While remarkable success has been achived through diffusion-based 3D generative models for shapes, 4D generative modeling remains challenging due to the complexity of object deformations over time. We propose DNF, a new 4D representation for unconditional generative modeling that efficiently models deformable shapes with disentangled shape and motion while capturing high-fidelity details in the deforming objects. To achieve this, we propose a dictionary learning approach to disentangle 4D motion from shape as neural fields.Both shape and motion are represented as learned latent spaces, where each deformable shape is represented by its shape and motion global latent codes, shape-specific coefficient vectors, and shared dictionary information. This captures both shape-specific detail and global shared information in the learned dictionary. Our dictionary-based representation well balances fidelity, contiguity and compression -- combined with a transformer-based diffusion model, our method is able to generate effective, high-fidelity 4D animations.
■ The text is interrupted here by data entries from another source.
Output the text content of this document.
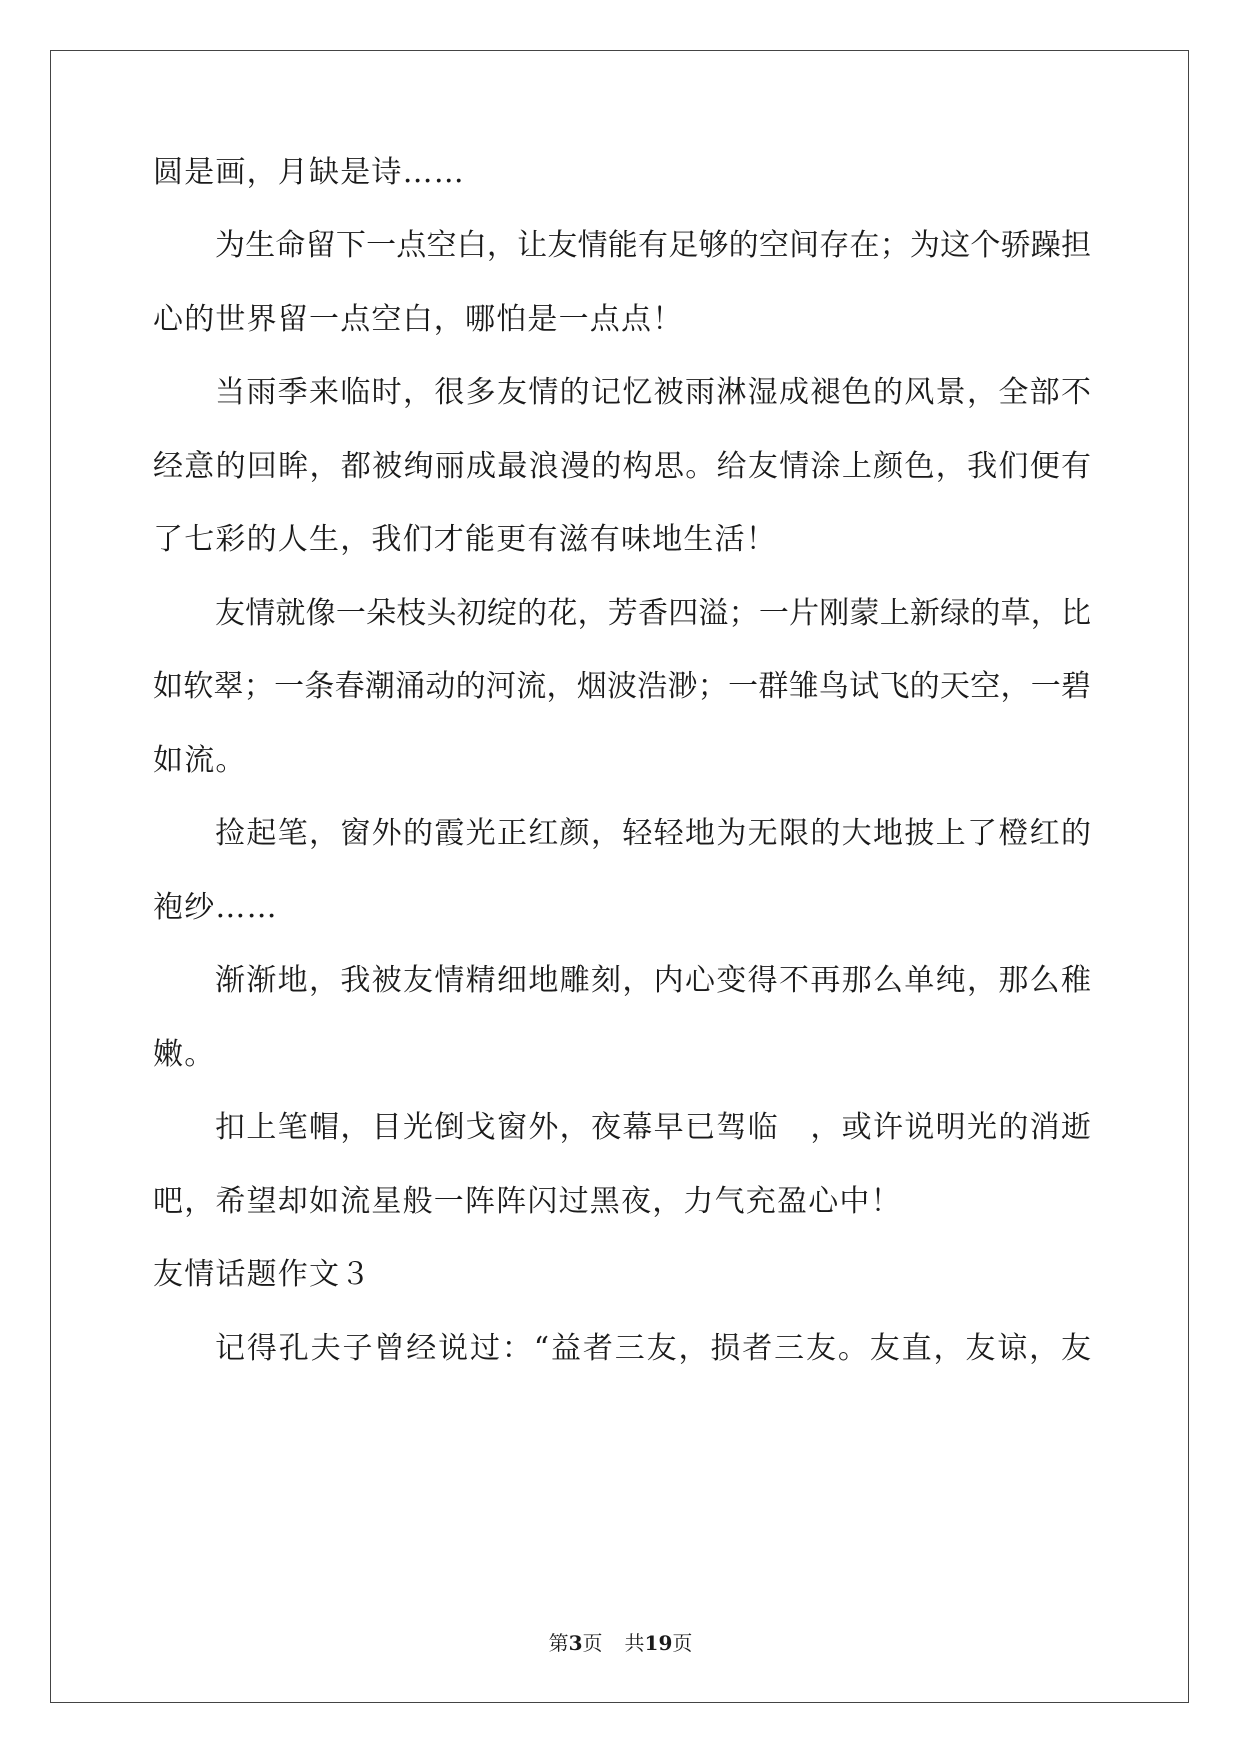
圆是画，月缺是诗……
为生命留下一点空白，让友情能有足够的空间存在；为这个骄躁担
心的世界留一点空白，哪怕是一点点！
当雨季来临时，很多友情的记忆被雨淋湿成褪色的风景，全部不
经意的回眸，都被绚丽成最浪漫的构思。给友情涂上颜色，我们便有
了七彩的人生，我们才能更有滋有味地生活！
友情就像一朵枝头初绽的花，芳香四溢；一片刚蒙上新绿的草，比
如软翠；一条春潮涌动的河流，烟波浩渺；一群雏鸟试飞的天空，一碧
如流。
捡起笔，窗外的霞光正红颜，轻轻地为无限的大地披上了橙红的
袍纱……
渐渐地，我被友情精细地雕刻，内心变得不再那么单纯，那么稚
嫩。
扣上笔帽，目光倒戈窗外，夜幕早已驾临　，或许说明光的消逝
吧，希望却如流星般一阵阵闪过黑夜，力气充盈心中！
友情话题作文３
记得孔夫子曾经说过：“益者三友，损者三友。友直，友谅，友
第3页 共19页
Sun 15 June 11:45 - 12:00 PDT

CAT4D: Create Anything in 4D with Multi-View Video Diffusion Models

Rundi Wu · Ruiqi Gao · Ben Poole · Alex Trevithick · Changxi Zheng · Jonathan T. Barron · Aleksander Holynski

We present CAT4D, a method for creating 4D (dynamic 3D) scenes from monocular video. CAT4D leverages a multi-view video diffusion model trained on a diverse combination of datasets to enable novel view synthesis at any specified camera poses and timestamps. Combined with a novel sampling approach, this model can transform a single monocular video into a multi-view video, enabling robust 4D reconstruction via optimization of a deformable 3D Gaussian representation. We demonstrate competitive performance on novel view synthesis and dynamic scene reconstruction benchmarks, and highlight the creative capabilities for 4D scene generation from real or generated videos.

Sun 15 June 12:00 - 12:15 PDT

Diffusion Renderer: Neural Inverse and Forward Rendering with Video Diffusion Models

Ruofan Liang · Žan Gojčič · Huan Ling · Jacob Munkberg · Jon Hasselgren · Chih-Hao Lin · Jun Gao · Alexander Keller · Nandita Vijaykumar · Sanja Fidler · Zian Wang

Understanding and modeling lighting effects are fundamental tasks in computer vision and graphics. Classic physically-based rendering (PBR) accurately simulates the light transport, but relies on precise scene representations--explicit 3D geometry, high-quality material properties, and lighting conditions--that are often impractical to obtain in real-world scenarios. Therefore, we introduce Diffusion Renderer, a neural approach that addresses the dual problem of inverse and forward rendering within a holistic framework. Leveraging powerful video diffusion model priors, the inverse rendering model accurately estimates G-buffers from real-world videos, providing an interface for image editing tasks, and training data for the rendering model. Conversely, our rendering model generates photorealistic images from G-buffers without explicit light transport simulation. Specifically, we first train a video diffusion model for inverse rendering on synthetic data, which generalizes well to real-world videos and allows us to auto-label diverse real-world videos. We then co-train our rendering model using both synthetic and auto-labeled real-world data. Experiments demonstrate that Diffusion Renderer effectively approximates inverse and forwards rendering, consistently outperforming the state-of-the-art. Our model enables practical applications from a single video input—including relighting, material editing, and realistic object insertion.